Rio – Chega a aproximadamente 413 mil o número de civis sul-sudaneses expulsos de suas casas por causa do conflito iniciado em 15 de dezembro de 2013. Ao longo deste um mês, quase dobrou a quantidade de refugiados nos países vizinhos. Segundo agência das Nações Unidas, 74,3 mil sul-sudaneses fugiram para países vizinhos. A ajuda humanitária já chegou a cerca de 203 mil pessoas.

Os confrontos no país continuam apesar das negociações políticas entre as partes na capital da Etiópia, Adis Abeba, que procuram estabelecer um cessar-fogo.

Na terça-feira, a Missão da ONU no Sudão do Sul (UNMISS) relatou conflitos intensos entre forças a favor e contra o governo em Malakal, estado do Alto Nilo, próximo a uma base da ONU, com o uso de metralhadoras pesadas e tanques. Balas perdidas atingiram o interior da base, ferindo dezenas de deslocados internos.

A UNMISS está tratando de dezenas de feridos no hospital em Malakal e pediu a todas as partes que respeitem a integridade das instalações da ONU pelo país, onde cerca de 66,5 mil deslocados buscaram abrigo.

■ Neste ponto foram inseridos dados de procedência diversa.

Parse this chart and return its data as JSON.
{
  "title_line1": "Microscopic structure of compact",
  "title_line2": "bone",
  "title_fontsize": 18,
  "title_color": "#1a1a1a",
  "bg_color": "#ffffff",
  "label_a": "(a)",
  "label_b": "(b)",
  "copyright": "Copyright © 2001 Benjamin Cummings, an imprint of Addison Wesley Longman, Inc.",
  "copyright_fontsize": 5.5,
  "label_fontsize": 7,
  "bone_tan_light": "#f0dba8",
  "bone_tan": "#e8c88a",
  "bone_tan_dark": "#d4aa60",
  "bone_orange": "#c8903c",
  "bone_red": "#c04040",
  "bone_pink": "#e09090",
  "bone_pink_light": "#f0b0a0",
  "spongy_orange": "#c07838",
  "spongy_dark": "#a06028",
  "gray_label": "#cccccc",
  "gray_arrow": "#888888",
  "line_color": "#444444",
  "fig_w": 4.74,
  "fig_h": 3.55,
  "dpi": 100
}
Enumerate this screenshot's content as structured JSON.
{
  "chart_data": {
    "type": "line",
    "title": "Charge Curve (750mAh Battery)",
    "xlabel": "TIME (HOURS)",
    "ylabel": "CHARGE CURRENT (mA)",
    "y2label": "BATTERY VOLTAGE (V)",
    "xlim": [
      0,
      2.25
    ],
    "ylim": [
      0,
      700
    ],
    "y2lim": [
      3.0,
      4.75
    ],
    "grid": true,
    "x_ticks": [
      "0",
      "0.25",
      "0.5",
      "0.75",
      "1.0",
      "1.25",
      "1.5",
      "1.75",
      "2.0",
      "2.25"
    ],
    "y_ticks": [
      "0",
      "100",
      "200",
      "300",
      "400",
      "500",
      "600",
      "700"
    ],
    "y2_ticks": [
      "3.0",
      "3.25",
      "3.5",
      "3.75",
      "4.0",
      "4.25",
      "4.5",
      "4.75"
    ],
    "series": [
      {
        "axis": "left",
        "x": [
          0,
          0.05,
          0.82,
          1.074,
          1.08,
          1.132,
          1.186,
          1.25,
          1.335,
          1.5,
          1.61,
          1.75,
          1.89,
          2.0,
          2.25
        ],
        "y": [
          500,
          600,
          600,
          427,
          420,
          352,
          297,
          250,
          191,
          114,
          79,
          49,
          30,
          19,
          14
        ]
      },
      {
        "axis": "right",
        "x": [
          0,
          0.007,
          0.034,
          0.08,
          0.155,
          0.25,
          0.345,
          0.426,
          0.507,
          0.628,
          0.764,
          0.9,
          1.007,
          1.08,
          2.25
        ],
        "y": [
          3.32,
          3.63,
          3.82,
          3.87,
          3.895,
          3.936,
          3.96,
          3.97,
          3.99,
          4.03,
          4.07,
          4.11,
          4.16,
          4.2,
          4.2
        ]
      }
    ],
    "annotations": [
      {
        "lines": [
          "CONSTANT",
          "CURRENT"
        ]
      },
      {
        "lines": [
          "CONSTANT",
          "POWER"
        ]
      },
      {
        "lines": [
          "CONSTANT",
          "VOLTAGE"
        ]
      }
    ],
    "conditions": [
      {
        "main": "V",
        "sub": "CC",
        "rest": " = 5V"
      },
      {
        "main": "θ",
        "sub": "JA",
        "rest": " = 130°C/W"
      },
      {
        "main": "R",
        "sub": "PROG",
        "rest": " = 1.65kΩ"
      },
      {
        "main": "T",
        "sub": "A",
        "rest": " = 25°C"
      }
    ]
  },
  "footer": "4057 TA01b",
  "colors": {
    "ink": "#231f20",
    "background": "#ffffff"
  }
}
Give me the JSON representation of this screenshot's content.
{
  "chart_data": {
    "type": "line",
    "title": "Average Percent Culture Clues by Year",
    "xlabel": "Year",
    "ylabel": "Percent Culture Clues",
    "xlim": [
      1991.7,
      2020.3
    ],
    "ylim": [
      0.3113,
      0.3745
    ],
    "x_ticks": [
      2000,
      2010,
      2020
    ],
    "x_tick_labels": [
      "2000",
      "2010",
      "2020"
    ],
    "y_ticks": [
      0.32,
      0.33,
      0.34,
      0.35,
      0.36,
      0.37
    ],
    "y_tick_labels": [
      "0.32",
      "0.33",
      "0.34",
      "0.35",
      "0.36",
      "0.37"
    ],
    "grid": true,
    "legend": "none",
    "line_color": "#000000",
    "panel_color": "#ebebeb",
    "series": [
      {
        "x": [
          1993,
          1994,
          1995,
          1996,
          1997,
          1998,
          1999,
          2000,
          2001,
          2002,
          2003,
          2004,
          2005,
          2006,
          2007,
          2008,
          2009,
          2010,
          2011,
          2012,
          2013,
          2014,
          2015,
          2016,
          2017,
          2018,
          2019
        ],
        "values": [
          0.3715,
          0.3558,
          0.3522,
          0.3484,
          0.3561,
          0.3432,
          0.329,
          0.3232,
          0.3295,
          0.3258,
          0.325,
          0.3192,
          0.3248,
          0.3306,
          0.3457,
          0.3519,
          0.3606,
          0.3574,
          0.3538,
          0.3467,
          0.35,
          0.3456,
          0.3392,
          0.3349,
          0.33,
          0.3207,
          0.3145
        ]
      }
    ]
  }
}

“Com relatos de conflitos em partes do Sudão do Sul, principalmente nos estados de Jonglei e Alto Nilo, e o lento progresso nas negociações políticas em Adis Abeba, estamos prevendo mais deslocamentos dentro e fora das fronteiras do Sudão do Sul”, informou o porta-voz da agência da ONU para refugiados.

Os confrontos no Sudão do Sul foram retomados quando o presidente, Salva Kiir, afirmou que soldados leais ao ex-vice-presidente Riek Machar, destituído do cargo em julho, tentaram aplicar um golpe de Estado. Desde então, a violência tem se caracterizado cada vez mais como perseguição étnica, já que Kiir é do grupo Dinka e Machar, do Lou Nuer.

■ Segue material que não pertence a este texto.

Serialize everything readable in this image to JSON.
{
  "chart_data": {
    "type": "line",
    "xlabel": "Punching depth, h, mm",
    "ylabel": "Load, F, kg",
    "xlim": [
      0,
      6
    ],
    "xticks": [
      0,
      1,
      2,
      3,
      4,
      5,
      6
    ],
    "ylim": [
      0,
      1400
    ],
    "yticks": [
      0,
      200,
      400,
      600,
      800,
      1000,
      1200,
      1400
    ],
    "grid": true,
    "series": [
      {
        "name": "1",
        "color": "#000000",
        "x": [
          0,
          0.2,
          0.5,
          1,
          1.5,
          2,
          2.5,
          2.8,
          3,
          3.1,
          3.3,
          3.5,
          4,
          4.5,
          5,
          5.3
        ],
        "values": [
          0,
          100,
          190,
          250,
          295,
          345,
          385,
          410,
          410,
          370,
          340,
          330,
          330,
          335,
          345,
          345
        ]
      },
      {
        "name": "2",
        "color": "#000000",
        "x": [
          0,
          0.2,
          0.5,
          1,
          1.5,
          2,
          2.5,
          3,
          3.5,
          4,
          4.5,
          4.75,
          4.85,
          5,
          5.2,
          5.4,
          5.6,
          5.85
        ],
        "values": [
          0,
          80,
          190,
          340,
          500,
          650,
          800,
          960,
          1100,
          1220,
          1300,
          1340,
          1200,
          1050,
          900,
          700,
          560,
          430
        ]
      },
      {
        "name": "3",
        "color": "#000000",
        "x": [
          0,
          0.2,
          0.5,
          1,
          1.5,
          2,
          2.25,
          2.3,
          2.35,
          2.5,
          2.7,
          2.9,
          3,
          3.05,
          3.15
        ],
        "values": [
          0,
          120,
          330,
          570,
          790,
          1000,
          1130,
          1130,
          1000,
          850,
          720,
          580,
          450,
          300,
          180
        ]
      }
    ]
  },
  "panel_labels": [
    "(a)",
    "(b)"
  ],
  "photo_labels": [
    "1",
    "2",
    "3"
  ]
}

A ONU está atuando na frente política e de manutenção da paz para auxiliar o país a acabar com os embates que têm resultado em diversas violações dos direitos humanos, incluindo execuções extrajudiciais de civis e soldados capturados.

O Conselho de Segurança autorizou o aumento do contingente de força de paz para quase 14 mil homens e mulheres, aproximadamente o dobro do previsto no mandato. Em negociação com países contribuintes e com governos africanos onde missões estão em andamento, a ONU está deslocando temporariamente militares e policiais para reforçar a segurança no Sudão do Sul.